I am just expermenting to see if I can get better bonding with less scoring.  I am using the low density pink because it does tear so easily. I figured a peel test with low density foam would be a good simiple indicator of bond strength because it tears easily.  I can get the low density pink locally for experimenting.

It is an abstract concept that I have a limited grasp of.  It is related to the energy needed to create and maintain a surface – like the formation of a water drop.  All materials with surfaces have it.  For fluids, it indicates how well a fluid will spread/wet-out on solid surfaces. Here is a definition from Wikipedia:  

  1. Surface energy, or interface energy, quantifies the disruption of intermolecular bonds that occur when a surface is created.  Surface energy is conventionally defined as the work that is required to build a unit area of a particular surface.

I was not really aware of it until I started learning about how epoxy bonds with surfaces.  All compounds with surfaces have their own unique surface energy value (polyethylene = 32; polystyrene = 34; 6,6 nylon = 42; glass = 250-500; etc.).

I have some links about epoxy surface energy and its bonding that I could give you.  

The take away is that epoxy adheres better with solid surfaces that have surface energy values equal to or greater than 45 dyne/cm.

This feature is adjusted by epoxy glue elasticity. Mechanical energy is force x displacement.

Why skin delam ? because forces between skin (+glue) is higher than adhesion forces between glue and foam. 2 parts in this problem.

Adhesion forces, you always accurately speak of it. Sandwich principle is to have strong skins that take load, protecting light weak foam that keep shape. Under load thin skins bend, distorsion causes shear in glue join, up to delam here. Increase skin stiffness reduce shear in glue and foam, increase delam strengh. Scouring foam, like in your link, act as shear keys that both increase bending stiffness of skin and glue surface (for adhesion forces capability), a good way to go.

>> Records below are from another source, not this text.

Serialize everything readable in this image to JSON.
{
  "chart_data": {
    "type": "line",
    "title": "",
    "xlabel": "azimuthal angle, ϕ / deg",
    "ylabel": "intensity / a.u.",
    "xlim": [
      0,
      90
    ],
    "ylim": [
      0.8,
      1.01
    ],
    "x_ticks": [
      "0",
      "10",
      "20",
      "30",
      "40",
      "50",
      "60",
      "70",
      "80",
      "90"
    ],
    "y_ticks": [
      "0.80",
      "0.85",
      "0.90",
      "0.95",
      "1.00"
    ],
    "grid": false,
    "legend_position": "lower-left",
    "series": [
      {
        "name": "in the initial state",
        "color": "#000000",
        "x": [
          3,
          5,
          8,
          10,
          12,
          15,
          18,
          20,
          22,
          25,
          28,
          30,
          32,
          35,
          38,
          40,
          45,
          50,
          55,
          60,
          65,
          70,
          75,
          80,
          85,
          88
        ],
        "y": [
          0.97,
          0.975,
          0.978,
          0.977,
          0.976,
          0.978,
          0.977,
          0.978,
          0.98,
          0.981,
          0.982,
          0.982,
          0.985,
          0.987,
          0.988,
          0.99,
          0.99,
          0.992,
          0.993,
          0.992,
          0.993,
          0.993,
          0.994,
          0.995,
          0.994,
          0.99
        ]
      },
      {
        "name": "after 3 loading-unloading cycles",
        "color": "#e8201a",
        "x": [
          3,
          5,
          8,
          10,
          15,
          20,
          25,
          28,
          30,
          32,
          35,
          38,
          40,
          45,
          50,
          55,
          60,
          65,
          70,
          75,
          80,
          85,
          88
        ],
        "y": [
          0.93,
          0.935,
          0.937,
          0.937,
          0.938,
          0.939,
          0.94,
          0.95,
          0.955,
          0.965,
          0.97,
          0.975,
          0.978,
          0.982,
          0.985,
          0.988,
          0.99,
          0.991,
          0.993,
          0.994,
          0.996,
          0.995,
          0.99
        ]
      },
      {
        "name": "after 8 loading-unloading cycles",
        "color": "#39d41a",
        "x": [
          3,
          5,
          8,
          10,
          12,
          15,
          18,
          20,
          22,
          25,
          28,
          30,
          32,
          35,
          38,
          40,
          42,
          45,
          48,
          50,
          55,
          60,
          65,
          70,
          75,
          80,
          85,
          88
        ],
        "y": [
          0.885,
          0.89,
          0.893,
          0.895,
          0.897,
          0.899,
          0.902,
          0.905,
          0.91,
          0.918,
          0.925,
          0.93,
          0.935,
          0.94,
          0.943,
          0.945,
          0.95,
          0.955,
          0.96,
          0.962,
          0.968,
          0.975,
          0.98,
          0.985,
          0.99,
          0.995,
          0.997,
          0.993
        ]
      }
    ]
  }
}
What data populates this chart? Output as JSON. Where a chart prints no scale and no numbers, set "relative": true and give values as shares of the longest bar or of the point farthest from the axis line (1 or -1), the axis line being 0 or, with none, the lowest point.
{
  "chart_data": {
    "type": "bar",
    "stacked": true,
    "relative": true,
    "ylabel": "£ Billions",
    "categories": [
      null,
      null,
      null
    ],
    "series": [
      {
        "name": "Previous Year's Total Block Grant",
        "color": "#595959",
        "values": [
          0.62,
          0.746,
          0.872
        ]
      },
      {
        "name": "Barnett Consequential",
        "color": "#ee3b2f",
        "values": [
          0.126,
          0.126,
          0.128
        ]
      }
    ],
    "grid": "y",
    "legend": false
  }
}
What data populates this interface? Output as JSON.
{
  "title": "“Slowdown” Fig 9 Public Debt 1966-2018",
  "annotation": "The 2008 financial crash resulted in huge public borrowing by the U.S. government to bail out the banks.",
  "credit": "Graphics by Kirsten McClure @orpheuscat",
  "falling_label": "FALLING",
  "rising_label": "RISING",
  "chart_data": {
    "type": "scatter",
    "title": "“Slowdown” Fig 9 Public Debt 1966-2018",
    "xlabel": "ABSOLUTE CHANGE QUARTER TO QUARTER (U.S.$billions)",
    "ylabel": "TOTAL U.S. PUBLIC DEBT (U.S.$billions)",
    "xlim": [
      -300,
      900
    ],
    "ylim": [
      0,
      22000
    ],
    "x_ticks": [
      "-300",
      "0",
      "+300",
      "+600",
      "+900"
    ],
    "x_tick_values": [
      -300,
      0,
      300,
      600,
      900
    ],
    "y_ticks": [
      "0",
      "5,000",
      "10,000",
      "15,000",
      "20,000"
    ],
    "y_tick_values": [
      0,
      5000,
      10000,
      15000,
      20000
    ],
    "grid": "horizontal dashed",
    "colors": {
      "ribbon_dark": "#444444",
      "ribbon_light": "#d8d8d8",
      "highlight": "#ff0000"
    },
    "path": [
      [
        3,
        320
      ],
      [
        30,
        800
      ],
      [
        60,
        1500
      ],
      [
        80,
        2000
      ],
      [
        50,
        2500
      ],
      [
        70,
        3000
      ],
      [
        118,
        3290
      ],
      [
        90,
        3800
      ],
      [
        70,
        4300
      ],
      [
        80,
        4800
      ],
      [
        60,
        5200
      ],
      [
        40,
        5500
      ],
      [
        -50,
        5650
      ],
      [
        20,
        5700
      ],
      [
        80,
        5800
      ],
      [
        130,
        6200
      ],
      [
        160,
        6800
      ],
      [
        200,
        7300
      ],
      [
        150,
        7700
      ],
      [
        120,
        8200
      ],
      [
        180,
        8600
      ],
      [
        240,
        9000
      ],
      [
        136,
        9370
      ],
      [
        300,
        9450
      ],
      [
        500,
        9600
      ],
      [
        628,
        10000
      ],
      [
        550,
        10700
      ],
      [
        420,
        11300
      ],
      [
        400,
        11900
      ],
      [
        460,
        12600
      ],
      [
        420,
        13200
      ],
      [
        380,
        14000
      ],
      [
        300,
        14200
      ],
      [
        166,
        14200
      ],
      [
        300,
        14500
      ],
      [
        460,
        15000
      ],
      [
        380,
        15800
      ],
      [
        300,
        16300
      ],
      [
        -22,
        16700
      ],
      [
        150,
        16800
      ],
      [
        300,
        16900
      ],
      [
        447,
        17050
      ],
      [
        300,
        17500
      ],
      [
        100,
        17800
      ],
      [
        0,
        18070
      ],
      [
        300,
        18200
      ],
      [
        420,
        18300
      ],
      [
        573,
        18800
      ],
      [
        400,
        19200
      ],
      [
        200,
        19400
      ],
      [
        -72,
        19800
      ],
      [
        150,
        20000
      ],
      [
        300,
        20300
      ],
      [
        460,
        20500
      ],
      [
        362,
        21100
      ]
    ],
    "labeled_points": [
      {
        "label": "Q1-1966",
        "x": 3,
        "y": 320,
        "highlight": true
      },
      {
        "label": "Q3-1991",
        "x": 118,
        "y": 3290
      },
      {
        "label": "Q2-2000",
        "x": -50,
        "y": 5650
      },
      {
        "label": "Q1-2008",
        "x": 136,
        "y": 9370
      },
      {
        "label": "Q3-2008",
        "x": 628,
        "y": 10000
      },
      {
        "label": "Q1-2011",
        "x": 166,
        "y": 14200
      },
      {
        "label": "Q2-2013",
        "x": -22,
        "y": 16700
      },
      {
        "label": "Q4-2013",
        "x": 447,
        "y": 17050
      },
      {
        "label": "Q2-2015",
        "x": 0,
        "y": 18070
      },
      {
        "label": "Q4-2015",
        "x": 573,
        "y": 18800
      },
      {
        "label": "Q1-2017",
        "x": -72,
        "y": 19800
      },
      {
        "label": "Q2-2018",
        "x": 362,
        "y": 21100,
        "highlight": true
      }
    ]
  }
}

Well documently in sandwich research, works well in industrial panels… and in my surfboards LOL.

I LOVE the Dow surfboard foam that Rooster hooked me up with.

I’m hoping to get my hands on some more, me and Lavarat were talking about it…

I will have to see if I can find some Dow surfboard foam.

Lavarat --I was looking online for a "carpet seam roller"supplier and found this.  It looks like it might work well.  I like the narrow and pointed spikes.

A bit pricey but if you were making a lot of XPS boards, it might be worth the investment.

Porcupine Roller

Lemat,

I read somewhere that others have used low viscosity epoxy for the first coat to get better surface penetration and then use higher viscosity epoxy for the second coat.  I do not think they were board builders.

It seems like the keying done (below) with that steel-tooth pet brush could add a lot of epoxy weight to the build.

http://ecomodder.com/forum/showthread.php/improve-bond-fiberglass-epoxy-home-depot-foam-extruded-24820.html


Playing with viscosity and elastisity of epoxy is a key of building improvement. Shear key add weight but because they add buckling strengh effectively need less glass over…  

Stone,

Javier@ XTR foam did this years ago because his foam was delaminating a lot.

He did that in the key areas, mostly under each foot.

Seemed to help, but looked like crap.

Holes became dark as the resin pooled inside them.

Also added some weight.

Turned out it was the gas being released from heat was the culpret.

He told us to shape them rougher.

Still delamed.

He finally poked a series of holes to release the gas and keep them from blistering.

Open holes up and down the board.

Ah the problems of Closed-cell foam and surface bond only.

Keep it up, you may solve this problem.